X-ray vision achieved by rendering brain samples transparent

Japanese scientists have cracked the problem of ‘optical clearing’ — making biological samples transparent and preserving them without damaging their structure

Researchers in Japan have devised a method for rendering brain tissue transparent, to help biologists gather information about the three-dimensional structure of the brain and processes affecting it, such as the formation of protein ‘plaques’ associated with Alzheimer’s disease. Known as optical clearing, the technique has ben a challenge in the past because of the difficulty of changing the optical qualities of the tissue without damaging it.

“While Superman’s x-ray vision is only the stuff of comics, our method, called ScaleS, is a real and practical way to see through brain and body tissue,” said lead researcher Atsushi Miyawaki of the RIKEN Brain Science Institute near Tokyo.

3-D visualization of protein plaques (green) and blood vessels (red) in a region of cerebral cortex from a 20-month-old Alzheimer’s disease model mouse, optically cleared using the ScaleS technique

Miyawaki’s team has been working on the project since 2011, when they discovered that an aqueous solution of urea was promising for brain tissue optical clearing, but they ran into the tissue damage problem. They have now refined the technique by using a solution which also contains the sugar alcohol sorbitol, as they explain in Nature Neuroscience.

“By combining sorbitol in the right proportion with urea, we could create transparent brains with minimal tissue damage, that can handle both florescent and immunohistochemical labeling techniques, and is even effective in older animals,” Miyawaki said.

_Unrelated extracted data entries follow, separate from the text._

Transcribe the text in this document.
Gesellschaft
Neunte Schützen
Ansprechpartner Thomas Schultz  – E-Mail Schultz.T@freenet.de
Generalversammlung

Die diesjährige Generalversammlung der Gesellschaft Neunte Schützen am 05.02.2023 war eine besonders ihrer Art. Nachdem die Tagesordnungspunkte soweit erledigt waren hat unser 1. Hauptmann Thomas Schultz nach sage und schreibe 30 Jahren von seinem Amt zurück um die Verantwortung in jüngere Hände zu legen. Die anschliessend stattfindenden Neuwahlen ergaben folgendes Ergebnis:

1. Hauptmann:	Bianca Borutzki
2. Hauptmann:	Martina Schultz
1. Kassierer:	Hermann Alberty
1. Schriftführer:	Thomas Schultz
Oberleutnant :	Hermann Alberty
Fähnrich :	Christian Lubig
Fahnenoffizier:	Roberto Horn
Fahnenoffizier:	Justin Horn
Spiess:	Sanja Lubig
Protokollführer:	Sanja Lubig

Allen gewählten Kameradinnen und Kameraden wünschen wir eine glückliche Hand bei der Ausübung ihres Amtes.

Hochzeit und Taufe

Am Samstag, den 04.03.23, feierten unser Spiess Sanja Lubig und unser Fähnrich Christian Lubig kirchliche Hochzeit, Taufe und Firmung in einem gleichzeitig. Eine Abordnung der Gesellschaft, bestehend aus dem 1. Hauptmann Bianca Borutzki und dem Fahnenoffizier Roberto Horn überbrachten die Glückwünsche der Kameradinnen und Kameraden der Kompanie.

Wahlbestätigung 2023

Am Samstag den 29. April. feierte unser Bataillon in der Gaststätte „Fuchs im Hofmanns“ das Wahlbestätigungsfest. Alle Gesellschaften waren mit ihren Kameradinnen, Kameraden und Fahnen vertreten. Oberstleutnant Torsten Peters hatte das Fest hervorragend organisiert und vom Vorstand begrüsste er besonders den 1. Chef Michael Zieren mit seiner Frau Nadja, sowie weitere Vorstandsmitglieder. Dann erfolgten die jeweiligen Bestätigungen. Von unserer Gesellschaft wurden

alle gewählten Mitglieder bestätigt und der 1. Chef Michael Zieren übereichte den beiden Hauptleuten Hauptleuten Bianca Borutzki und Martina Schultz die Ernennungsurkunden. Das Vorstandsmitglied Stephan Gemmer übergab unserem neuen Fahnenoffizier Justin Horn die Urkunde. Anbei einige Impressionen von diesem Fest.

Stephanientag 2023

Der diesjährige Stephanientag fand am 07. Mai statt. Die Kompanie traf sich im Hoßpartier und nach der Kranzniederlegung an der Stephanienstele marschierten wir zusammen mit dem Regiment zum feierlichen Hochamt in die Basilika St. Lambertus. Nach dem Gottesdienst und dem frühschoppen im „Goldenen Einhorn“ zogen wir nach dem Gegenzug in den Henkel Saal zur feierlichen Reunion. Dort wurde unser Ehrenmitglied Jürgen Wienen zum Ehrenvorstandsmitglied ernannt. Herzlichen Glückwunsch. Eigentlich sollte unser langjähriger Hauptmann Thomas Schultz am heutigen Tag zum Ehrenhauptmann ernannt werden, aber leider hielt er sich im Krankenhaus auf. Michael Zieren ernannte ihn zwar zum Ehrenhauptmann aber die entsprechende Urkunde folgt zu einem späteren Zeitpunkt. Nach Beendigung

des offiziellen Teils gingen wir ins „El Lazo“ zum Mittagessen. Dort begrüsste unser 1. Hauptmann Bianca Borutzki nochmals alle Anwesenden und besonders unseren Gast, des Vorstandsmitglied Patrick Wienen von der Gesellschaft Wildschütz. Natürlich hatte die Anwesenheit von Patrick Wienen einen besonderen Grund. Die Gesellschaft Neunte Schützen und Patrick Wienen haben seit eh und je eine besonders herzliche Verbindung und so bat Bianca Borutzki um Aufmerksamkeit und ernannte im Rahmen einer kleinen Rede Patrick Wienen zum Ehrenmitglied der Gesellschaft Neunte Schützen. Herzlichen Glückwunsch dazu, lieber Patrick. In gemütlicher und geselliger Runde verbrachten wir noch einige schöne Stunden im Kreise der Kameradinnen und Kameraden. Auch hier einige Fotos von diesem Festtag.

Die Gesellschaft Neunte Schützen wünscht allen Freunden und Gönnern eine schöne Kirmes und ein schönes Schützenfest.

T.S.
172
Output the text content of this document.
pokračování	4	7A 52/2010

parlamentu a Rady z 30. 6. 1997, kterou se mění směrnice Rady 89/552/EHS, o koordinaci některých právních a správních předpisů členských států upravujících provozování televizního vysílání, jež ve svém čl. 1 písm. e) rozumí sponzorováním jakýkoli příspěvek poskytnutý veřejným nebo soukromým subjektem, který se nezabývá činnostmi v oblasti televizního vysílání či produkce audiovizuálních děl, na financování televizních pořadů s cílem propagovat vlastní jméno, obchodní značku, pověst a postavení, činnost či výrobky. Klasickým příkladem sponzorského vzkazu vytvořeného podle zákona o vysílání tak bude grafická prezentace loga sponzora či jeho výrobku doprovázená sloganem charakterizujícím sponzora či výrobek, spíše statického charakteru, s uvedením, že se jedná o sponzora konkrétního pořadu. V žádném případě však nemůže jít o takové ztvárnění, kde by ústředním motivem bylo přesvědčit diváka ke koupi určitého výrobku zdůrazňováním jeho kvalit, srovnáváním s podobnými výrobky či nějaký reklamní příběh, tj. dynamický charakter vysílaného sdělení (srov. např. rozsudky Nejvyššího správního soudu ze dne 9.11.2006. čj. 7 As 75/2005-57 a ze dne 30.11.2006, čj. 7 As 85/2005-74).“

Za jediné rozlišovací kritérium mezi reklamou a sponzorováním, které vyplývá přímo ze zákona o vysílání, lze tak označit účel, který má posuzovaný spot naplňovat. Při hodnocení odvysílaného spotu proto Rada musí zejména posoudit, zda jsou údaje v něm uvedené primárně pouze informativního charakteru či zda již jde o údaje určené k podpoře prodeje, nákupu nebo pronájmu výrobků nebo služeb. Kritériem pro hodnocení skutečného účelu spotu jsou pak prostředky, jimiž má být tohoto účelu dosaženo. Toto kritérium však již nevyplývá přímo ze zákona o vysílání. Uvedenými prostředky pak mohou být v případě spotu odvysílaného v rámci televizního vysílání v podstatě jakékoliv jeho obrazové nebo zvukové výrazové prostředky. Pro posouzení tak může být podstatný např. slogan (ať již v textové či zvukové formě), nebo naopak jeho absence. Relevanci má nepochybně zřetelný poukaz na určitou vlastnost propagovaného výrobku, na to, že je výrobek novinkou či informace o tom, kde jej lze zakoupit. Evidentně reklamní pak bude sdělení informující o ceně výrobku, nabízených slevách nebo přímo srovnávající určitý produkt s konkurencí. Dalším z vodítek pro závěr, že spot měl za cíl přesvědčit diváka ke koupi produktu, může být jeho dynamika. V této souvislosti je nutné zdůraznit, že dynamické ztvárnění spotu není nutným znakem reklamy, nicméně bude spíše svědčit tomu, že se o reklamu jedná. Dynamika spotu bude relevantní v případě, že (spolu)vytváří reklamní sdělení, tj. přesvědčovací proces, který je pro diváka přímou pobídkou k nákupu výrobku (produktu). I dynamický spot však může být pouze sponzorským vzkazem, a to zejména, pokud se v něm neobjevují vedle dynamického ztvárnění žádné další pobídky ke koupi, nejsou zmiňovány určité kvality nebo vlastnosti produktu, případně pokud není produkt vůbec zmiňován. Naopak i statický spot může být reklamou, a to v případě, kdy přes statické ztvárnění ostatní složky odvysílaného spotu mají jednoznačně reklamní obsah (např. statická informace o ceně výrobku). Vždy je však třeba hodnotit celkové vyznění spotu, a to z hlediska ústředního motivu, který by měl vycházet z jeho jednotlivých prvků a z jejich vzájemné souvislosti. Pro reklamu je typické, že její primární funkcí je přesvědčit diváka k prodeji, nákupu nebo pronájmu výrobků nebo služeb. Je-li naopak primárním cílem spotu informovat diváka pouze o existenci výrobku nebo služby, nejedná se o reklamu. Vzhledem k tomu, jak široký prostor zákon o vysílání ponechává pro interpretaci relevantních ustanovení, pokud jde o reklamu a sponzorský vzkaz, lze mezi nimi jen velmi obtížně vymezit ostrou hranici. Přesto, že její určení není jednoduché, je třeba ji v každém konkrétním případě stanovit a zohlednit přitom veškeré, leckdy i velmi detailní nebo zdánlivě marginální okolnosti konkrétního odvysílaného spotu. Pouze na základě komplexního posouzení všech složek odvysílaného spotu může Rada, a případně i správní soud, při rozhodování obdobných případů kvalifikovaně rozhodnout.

The ScaleS solution also works as a preservative, keeping samples usable for over a year. It can also be combined with other sample preparation techniques: the team used it with a technique for labelling structures that trigger a response from the immune system and another for fluorescent chemical compounds to produce high-resolution images of Alzheimer’s plaques, which are not detectable in standard 2D microscopy.

This experiment demonstrated for the first time that the plaques are not isolated, but grow around cells called micoglia — mobile cels which surround and protect neurons.

“Clearing tissue with ScaleS followed by 3D microscopy has clear advantages over 2D stereology or immunohistochemistry,” Miyawaki stated. “Our technique will be useful not only for visualising plaques in Alzheimer’s disease, but also for examining normal neural circuits and pinpointing structural changes that characterise other brain diseases.”